All-Inclusive vs. À La Carte Brokerages: What Kind of Real Estate Agent Are You?
Bricks & Risk PodcastAugust 05, 202500:50:59

All-Inclusive vs. À La Carte Brokerages: What Kind of Real Estate Agent Are You?

Real estate brokerages come in many flavors. In this week's episode of the Bricks and Risk Podcast, Tim Garrity and Sean Mooney dive deep into the clash of ideologies between old-school and new-school real estate brokerages. With decades of combined experience in the industry, they bring unmatched insight into how the brokerage landscape is evolving—and what agents should be paying attention to if they want to grow a sustainable business in 2025 and beyond.

Tim kicks off the discussion with a powerful analogy that sets the tone for the episode: comparing traditional brokerages to an all-inclusive resort and modern brokerages to an à la carte vacation. The metaphor is more than clever—it perfectly frames the essential tradeoffs agents face when choosing where to hang their license. Do you want a plug-and-play environment with everything bundled, or the freedom to build your own structure and keep more of your income? That’s the fundamental tension explored throughout the episode.

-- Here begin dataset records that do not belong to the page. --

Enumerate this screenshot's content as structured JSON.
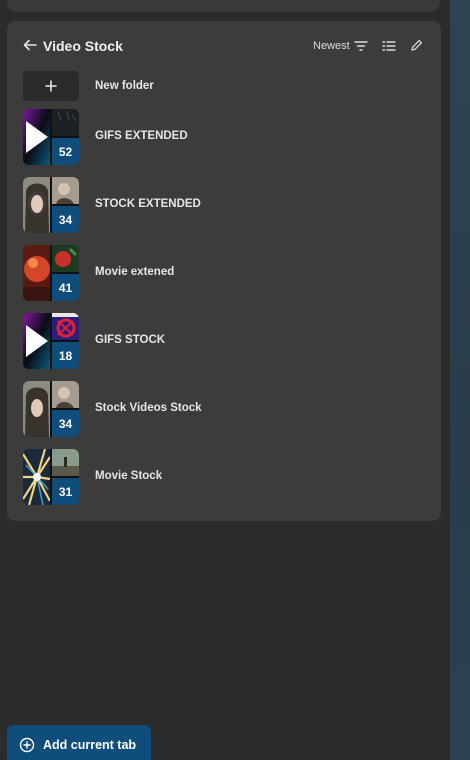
{
  "panel": {
    "title": "Video Stock",
    "sort_label": "Newest",
    "icons": {
      "back": "arrow-left-icon",
      "sort": "sort-filter-icon",
      "view": "list-view-icon",
      "edit": "pencil-icon"
    }
  },
  "new_folder": {
    "label": "New folder",
    "icon": "plus-icon"
  },
  "folders": [
    {
      "label": "GIFS EXTENDED",
      "count": "52",
      "thumb": "play-gif"
    },
    {
      "label": "STOCK EXTENDED",
      "count": "34",
      "thumb": "portrait"
    },
    {
      "label": "Movie extened",
      "count": "41",
      "thumb": "red-orange"
    },
    {
      "label": "GIFS STOCK",
      "count": "18",
      "thumb": "play-gif-2"
    },
    {
      "label": "Stock Videos Stock",
      "count": "34",
      "thumb": "portrait"
    },
    {
      "label": "Movie Stock",
      "count": "31",
      "thumb": "light-burst"
    }
  ],
  "footer": {
    "add_tab_label": "Add current tab",
    "icon": "plus-circle-icon"
  },
  "colors": {
    "accent": "#0f4d7d",
    "panel": "#3c3c3c",
    "background": "#2b2b2b"
  }
}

The conversation unpacks the culture and cost structures of these two brokerage models. Tim shares his experience as an independent broker for nine years, emphasizing how the old-school mindset was centered around office culture, physical infrastructure, and brand-first thinking. Many traditional firms still pride themselves on offering office access in every region—city, suburbs, and shore—along with printed materials, in-person trainings, and the prestige of a known name. While this approach may resonate with agents who prefer structure and familiarity, it often comes with high brokerage fees, dated commission splits, and a culture that doesn’t always reward innovation or autonomy.

Sean points out that the average real estate agent is over 55 years old, and many have been conditioned to associate brand loyalty and office presence with credibility and success. For these agents, change can feel uncomfortable—even threatening. That discomfort often translates into resistance against new models that don’t prioritize physical offices or corporate-style branding. But as Tim explains, comfort isn’t always a good thing in business. Sometimes, what feels safe can quietly be costing you tens of thousands of dollars per year.

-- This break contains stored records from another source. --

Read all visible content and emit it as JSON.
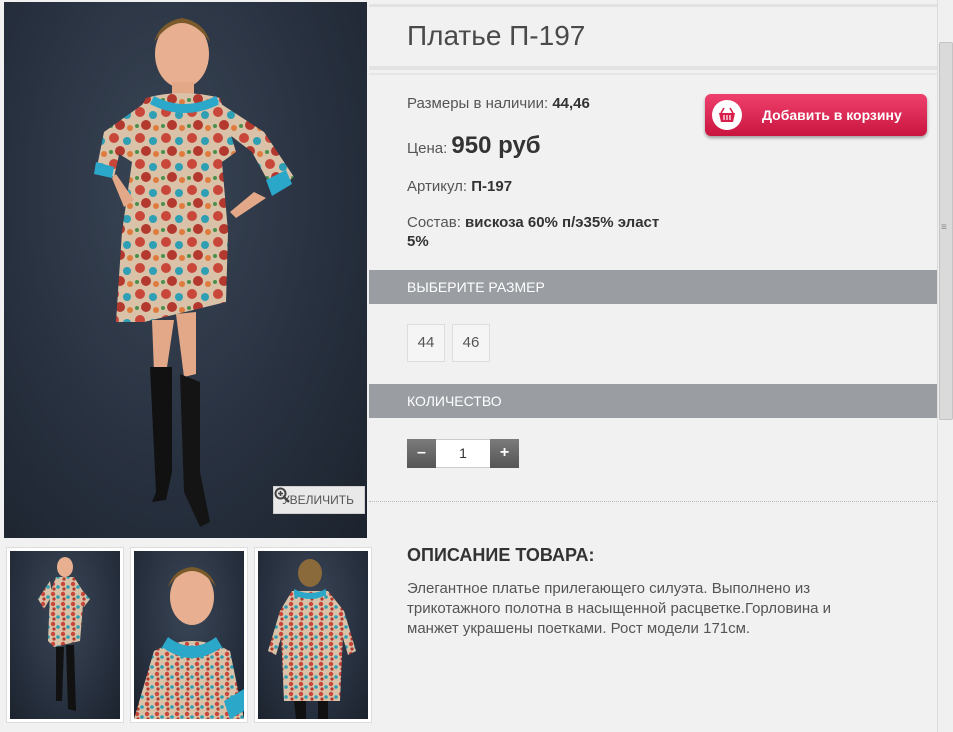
{
  "product": {
    "title": "Платье П-197",
    "sizes_label": "Размеры в наличии:",
    "sizes_value": "44,46",
    "price_label": "Цена:",
    "price_value": "950 руб",
    "sku_label": "Артикул:",
    "sku_value": "П-197",
    "composition_label": "Состав:",
    "composition_value_line1": "вискоза 60% п/э35% эласт",
    "composition_value_line2": "5%"
  },
  "cart_button": {
    "label": "Добавить в корзину",
    "icon": "basket-icon",
    "color": "#e0214f"
  },
  "gallery": {
    "zoom_label": "УВЕЛИЧИТЬ",
    "zoom_icon": "magnifier-plus-icon",
    "thumbnails": [
      "full-length front",
      "close-up portrait",
      "back view"
    ]
  },
  "size_section": {
    "header": "ВЫБЕРИТЕ РАЗМЕР",
    "options": [
      "44",
      "46"
    ]
  },
  "quantity_section": {
    "header": "КОЛИЧЕСТВО",
    "minus": "–",
    "plus": "+",
    "value": "1"
  },
  "description": {
    "heading": "ОПИСАНИЕ ТОВАРА:",
    "line1": "Элегантное платье прилегающего силуэта. Выполнено из",
    "line2": "трикотажного полотна в насыщенной расцветке.Горловина и",
    "line3": "манжет украшены поетками. Рост модели 171см."
  },
  "colors": {
    "section_bar": "#9a9ea3",
    "background": "#f1f1f1",
    "accent_collar": "#2aa7c9"
  }
}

The episode takes a sharp turn when Tim outlines the modern brokerage structure, using his current company, Real, as an example. In the new-school model, there are minimal offices, lower fees, higher commission splits, and a heavy emphasis on agent autonomy and personal branding. Instead of being tethered to the brokerage’s identity, agents are encouraged to build their own brands and run their business like entrepreneurs. They have the flexibility to choose their tools, their marketing approach, and even their office space—if they want one at all.

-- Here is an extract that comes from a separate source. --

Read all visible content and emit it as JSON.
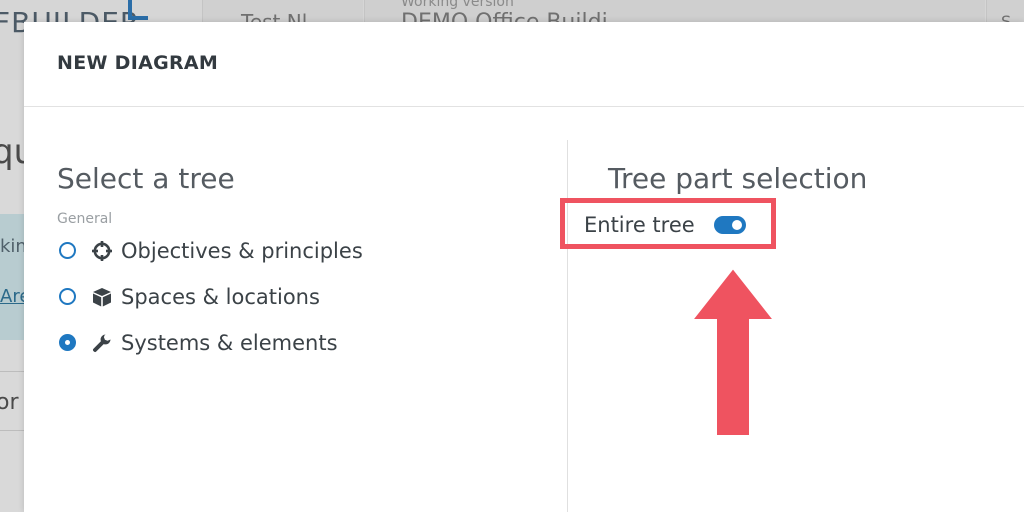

This freedom comes at a cost, but not the kind you’d expect. Tim and Sean explain how agents in new-school brokerages often pay significantly less in total fees per year, even when investing in their own custom office setups or marketing plans. Tim gives a real-life example of a friend in a traditional brokerage who paid over $50,000 in fees last year alone—compared to Tim’s own total of about $15,000. For that difference in cost, agents could lease luxury office space in high-end neighborhoods and still walk away with more in their pocket.

Another major theme explored is the role of personal branding in the modern real estate world. Old-school brokerages often lead with their name, encouraging agents to present themselves as representatives of the company. But in the digital age, clients are more interested in the individual than the firm. Tim and Sean argue that today’s consumers are looking for real connections, not just a name on a sign. They believe that agents who focus on building authentic, content-driven personal brands will outpace those who rely on legacy branding alone.

They also break down how traditional brokerages often promote internal competition by celebrating “top producers” with vague, unverified accolades. Tim recounts the overuse of titles like “#15 in the country,” calling out how these designations are rarely backed by data and often serve to stroke egos rather than inform clients. New-school brokerages tend to sidestep these superficial rankings, focusing instead on community, support, and results-driven accountability.

The hosts discuss the mental shift agents need to make to evaluate their brokerage critically. Tim challenges listeners to ask themselves whether their brokerage is still a good fit or if they’re staying just because it’s comfortable. He suggests running the numbers, comparing brokerage fees, split structures, and support systems. Agents should be thinking long-term—about scalability, equity opportunities, and how their brokerage can help them build a brand that survives market fluctuations and technological change.